Our own survey suggested that, in 2005, the 1-year prevalence of CAM-use in England was 26.3 % and the practitioner-led CAM-use was 12.1 %. The two surveys are, however, not comparable because they did use different methodologies; for instance, they included different types of CAM. I therefore think that any conclusion of an increase in practitioner-led CAM-use between 2005 and 2015 is not warranted. It also follows that the graphic below is misleading.

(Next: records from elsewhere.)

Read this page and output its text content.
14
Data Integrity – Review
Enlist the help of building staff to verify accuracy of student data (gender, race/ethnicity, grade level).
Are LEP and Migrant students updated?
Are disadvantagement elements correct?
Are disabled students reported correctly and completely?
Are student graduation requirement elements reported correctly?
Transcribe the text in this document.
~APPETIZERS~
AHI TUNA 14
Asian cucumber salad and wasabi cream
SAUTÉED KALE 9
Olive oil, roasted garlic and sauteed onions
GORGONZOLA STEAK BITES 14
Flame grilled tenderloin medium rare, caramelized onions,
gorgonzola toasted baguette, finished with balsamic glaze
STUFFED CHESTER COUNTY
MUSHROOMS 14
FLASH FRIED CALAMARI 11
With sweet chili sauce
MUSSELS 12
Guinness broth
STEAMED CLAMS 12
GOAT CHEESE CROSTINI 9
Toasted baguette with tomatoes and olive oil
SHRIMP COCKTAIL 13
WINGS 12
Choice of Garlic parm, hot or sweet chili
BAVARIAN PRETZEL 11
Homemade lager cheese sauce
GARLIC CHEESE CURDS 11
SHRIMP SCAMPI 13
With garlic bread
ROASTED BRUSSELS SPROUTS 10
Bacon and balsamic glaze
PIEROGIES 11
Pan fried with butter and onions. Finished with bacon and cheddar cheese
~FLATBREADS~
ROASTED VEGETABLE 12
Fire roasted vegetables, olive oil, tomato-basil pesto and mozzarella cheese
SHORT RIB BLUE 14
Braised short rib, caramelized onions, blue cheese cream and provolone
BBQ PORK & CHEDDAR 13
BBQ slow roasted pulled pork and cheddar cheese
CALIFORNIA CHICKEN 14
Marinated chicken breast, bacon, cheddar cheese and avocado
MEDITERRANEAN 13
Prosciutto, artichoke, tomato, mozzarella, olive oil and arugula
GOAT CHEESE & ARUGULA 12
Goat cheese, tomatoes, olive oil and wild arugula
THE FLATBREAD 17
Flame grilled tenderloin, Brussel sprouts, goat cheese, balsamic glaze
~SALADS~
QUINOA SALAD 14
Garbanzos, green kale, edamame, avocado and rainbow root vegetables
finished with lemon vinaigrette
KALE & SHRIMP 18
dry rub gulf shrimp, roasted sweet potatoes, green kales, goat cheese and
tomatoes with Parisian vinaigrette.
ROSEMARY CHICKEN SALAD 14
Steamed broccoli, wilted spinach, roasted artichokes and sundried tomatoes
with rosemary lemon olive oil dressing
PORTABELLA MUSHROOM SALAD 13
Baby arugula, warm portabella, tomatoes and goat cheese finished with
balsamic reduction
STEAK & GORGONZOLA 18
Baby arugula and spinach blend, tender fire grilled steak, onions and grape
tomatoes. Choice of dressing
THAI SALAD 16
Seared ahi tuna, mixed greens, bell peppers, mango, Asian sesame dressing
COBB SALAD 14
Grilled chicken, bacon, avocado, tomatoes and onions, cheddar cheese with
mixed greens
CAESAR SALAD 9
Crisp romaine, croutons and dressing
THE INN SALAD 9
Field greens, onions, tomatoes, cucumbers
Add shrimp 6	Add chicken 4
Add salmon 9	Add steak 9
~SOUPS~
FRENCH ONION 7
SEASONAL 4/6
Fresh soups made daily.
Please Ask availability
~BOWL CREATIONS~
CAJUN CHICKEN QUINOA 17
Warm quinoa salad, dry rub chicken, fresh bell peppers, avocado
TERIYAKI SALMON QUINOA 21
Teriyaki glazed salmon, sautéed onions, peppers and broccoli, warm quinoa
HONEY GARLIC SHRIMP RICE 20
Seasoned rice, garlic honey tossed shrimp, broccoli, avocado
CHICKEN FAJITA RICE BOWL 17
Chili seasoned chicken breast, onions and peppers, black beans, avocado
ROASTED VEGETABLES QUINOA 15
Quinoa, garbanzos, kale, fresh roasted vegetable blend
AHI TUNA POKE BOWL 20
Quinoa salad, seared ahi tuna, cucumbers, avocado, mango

In the discussion, the authors of the new survey make the following point: Ability to pay may be a factor in accessing CAM (indicated by the association of CAM use with higher SES; lower SES responders being more likely to be GP-referred to CAM; and responders stating that they may use more CAM if the NHS provided services, and GPs endorsed and/or referred them). Integration of CAM into the NHS through primary care could promote continuity of care, safety, and balance of power. An integrative medicine approach includes many of the values recently included in UK health policy documents; for example, Five Year Forward View. It is patient-centred, as discussed in 2010, focuses on prevention, and emphasises patient self-management and person- and community-centred approaches to health and wellbeing. Many of these values underpin social prescribing, which is an increasingly popular model of health care. There seems to be significant patient demand for CAM and more holistic approaches, and a view that CAM may improve patient satisfaction.

I have in a previous post commented on prevalence surveys: the argument that is all too often spun around such survey data goes roughly as follows: a large percentage of the population uses alternative medicine; people pay out of their own pocket for these treatments; they are satisfied with them (if not, they would not pay for them). BUT THIS IS GROSSLY UNFAIR! Why should only those individuals who are rich enough to afford alternative medicine benefit from it? ALTERNATIVE MEDICINE SHOULD BE MADE AVAILABLE FOR ALL.

To me, it is obvious that this line of argument is dangerously wrong. It lends itself to the promotion of unproven therapies to the detriment of good healthcare and progress. Sadly, I fear that the new survey is going to be misused in this way.